Deixou de competir em 2019, mas durante os anos de desporto ao mais alto nível treinava seis dias por semana, às vezes sete. E estudava ao mesmo tempo. «Tentei sempre manter tudo equilibrado», afirma, «Não deixava de sair com alguém, não deixava de estudar, não deixava de treinar e de competir. Foi preciso um bocadinho de "jogo de cintura", porque os estudos às vezes ficavam para trás. Não fiz o curso em cinco ou em seis anos, fiz em oito. Mas fiz!»
Quando chegou a altura de entrar no mercado de trabalho, encarou o desafio sempre fizera ao longo da vida: com otimismo e garra. Pela primeira vez, porém, foi confrontada com dificuldades que pareciam inultrapassáveis. «A paralisia só foi mais difícil de lidar quando entrei para o mercado de trabalho. Até aí as coisas foram-se fazendo, nunca tive muitos impedimentos ao nível da faculdade e os que houve consegui sempre superá-los, mesmo com professores menos compreensivos».
Sara enviava currículos e recebia de volta e-mails ou telefonemas a marcar entrevistas. Após a realização das entrevistas, diziam-lhe que depois enviavam um e-mail a dar a resposta, que nunca chegava. «Quando era pelo telefone, ficavam um bocadinho gagos e diziam "ah, não é bem isto que andamos à procura"».
Conseguiu entrar num estágio profissional, por meio de conhecimentos. Quando terminou, ficou três anos desempregada. «O nosso país não sabe lidar com a diferença ou, pelo menos, ainda está em fase de aprendizagem, porque não se vê muita gente com deficiência a trabalhar no atendimento ao público», desabafa. «Antiga- mente dizia que a minha vida era uma pista de saltos. Realmente, há obstáculos que me vão aparecendo e eu tenho de os passar, de alguma maneira. Nem que seja por baixo, mas tenho de os passar», garante.
Aceitou a dificuldade e recorreu a um apoio do Estado para integração de pessoas com deficiência no mercado de trabalho. Finalmente, conseguiu emprego. Na farmácia onde trabalha, no Porto Alto, só precisou de si própria para ser contratada. Ao serem atendidos por Sara, a primeira reação dos utentes é de atrapalhação ou desconfiança, mas o tempo e o convívio ultrapassam as barreiras iniciais. «Vão acreditando na minha palavra, no meu conhecimento e na minha ajuda. Às vezes voltam e dizem: "Aquilo que me aconselhou foi ótimo". Eu fico feliz e com a sensação de trabalho bem realizado».

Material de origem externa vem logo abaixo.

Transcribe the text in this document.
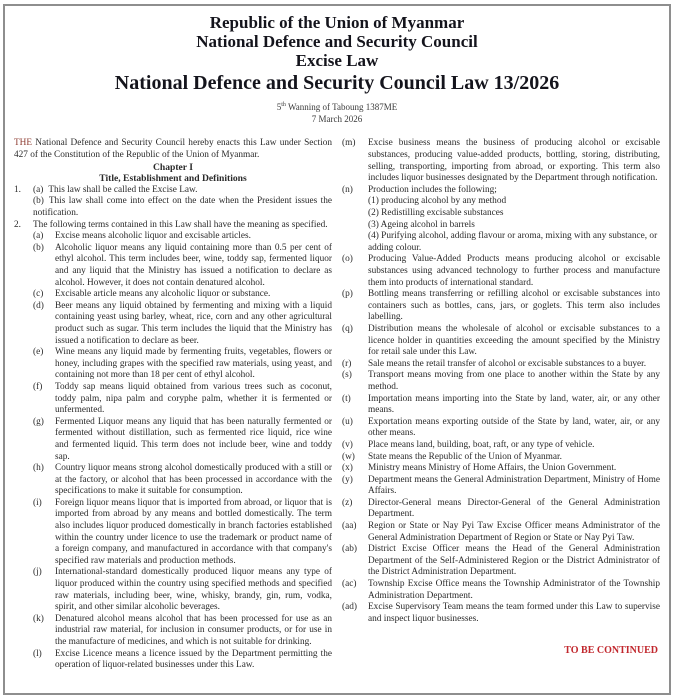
Republic of the Union of Myanmar
National Defence and Security Council
Excise Law
National Defence and Security Council Law 13/2026
5th Wanning of Taboung 1387ME
7 March 2026
THE National Defence and Security Council hereby enacts this Law under Section 427 of the Constitution of the Republic of the Union of Myanmar.
Chapter I
Title, Establishment and Definitions
1. (a) This law shall be called the Excise Law.
(b) This law shall come into effect on the date when the President issues the notification.
2. The following terms contained in this Law shall have the meaning as specified.
(a) Excise means alcoholic liquor and excisable articles.
(b) Alcoholic liquor means any liquid containing more than 0.5 per cent of ethyl alcohol. This term includes beer, wine, toddy sap, fermented liquor and any liquid that the Ministry has issued a notification to declare as alcohol. However, it does not contain denatured alcohol.
(c) Excisable article means any alcoholic liquor or substance.
(d) Beer means any liquid obtained by fermenting and mixing with a liquid containing yeast using barley, wheat, rice, corn and any other agricultural product such as sugar. This term includes the liquid that the Ministry has issued a notification to declare as beer.
(e) Wine means any liquid made by fermenting fruits, vegetables, flowers or honey, including grapes with the specified raw materials, using yeast, and containing not more than 18 per cent of ethyl alcohol.
(f) Toddy sap means liquid obtained from various trees such as coconut, toddy palm, nipa palm and coryphe palm, whether it is fermented or unfermented.
(g) Fermented Liquor means any liquid that has been naturally fermented or fermented without distillation, such as fermented rice liquid, rice wine and fermented liquid. This term does not include beer, wine and toddy sap.
(h) Country liquor means strong alcohol domestically produced with a still or at the factory, or alcohol that has been processed in accordance with the specifications to make it suitable for consumption.
(i) Foreign liquor means liquor that is imported from abroad, or liquor that is imported from abroad by any means and bottled domestically. The term also includes liquor produced domestically in branch factories established within the country under licence to use the trademark or product name of a foreign company, and manufactured in accordance with that company's specified raw materials and production methods.
(j) International-standard domestically produced liquor means any type of liquor produced within the country using specified methods and specified raw materials, including beer, wine, whisky, brandy, gin, rum, vodka, spirit, and other similar alcoholic beverages.
(k) Denatured alcohol means alcohol that has been processed for use as an industrial raw material, for inclusion in consumer products, or for use in the manufacture of medicines, and which is not suitable for drinking.
(l) Excise Licence means a licence issued by the Department permitting the operation of liquor-related businesses under this Law.
(m) Excise business means the business of producing alcohol or excisable substances, producing value-added products, bottling, storing, distributing, selling, transporting, importing from abroad, or exporting. This term also includes liquor businesses designated by the Department through notification.
(n) Production includes the following;
(1) producing alcohol by any method
(2) Redistilling excisable substances
(3) Ageing alcohol in barrels
(4) Purifying alcohol, adding flavour or aroma, mixing with any substance, or adding colour.
(o) Producing Value-Added Products means producing alcohol or excisable substances using advanced technology to further process and manufacture them into products of international standard.
(p) Bottling means transferring or refilling alcohol or excisable substances into containers such as bottles, cans, jars, or goglets. This term also includes labelling.
(q) Distribution means the wholesale of alcohol or excisable substances to a licence holder in quantities exceeding the amount specified by the Ministry for retail sale under this Law.
(r) Sale means the retail transfer of alcohol or excisable substances to a buyer.
(s) Transport means moving from one place to another within the State by any method.
(t) Importation means importing into the State by land, water, air, or any other means.
(u) Exportation means exporting outside of the State by land, water, air, or any other means.
(v) Place means land, building, boat, raft, or any type of vehicle.
(w) State means the Republic of the Union of Myanmar.
(x) Ministry means Ministry of Home Affairs, the Union Government.
(y) Department means the General Administration Department, Ministry of Home Affairs.
(z) Director-General means Director-General of the General Administration Department.
(aa) Region or State or Nay Pyi Taw Excise Officer means Administrator of the General Administration Department of Region or State or Nay Pyi Taw.
(ab) District Excise Officer means the Head of the General Administration Department of the Self-Administered Region or the District Administrator of the District Administration Department.
(ac) Township Excise Office means the Township Administrator of the Township Administration Department.
(ad) Excise Supervisory Team means the team formed under this Law to supervise and inspect liquor businesses.
TO BE CONTINUED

Aos 39 anos, Sara Duarte realizou o sonho de ser mãe
Tudo se encaminhava para cumprir o sonho de uma vida: ser mãe. Teve vários namorados, com quem os planos de ter um filho foram abordados, mas acabaram por não acontecer. Aos 39 anos, e reunidas as condições necessárias, o sonho de Sara concretizou-se.
«Podia ser uma pessoa de mal com a vida, mas onde é que isso me iria levar?», pergunta a propósito do incidente que lhe alterou a vida. «Estamos aqui numa passagem tão breve que devemos aproveitar tudo. Desde o desporto à profissão que gostaríamos de ter, até aos amigos e à família».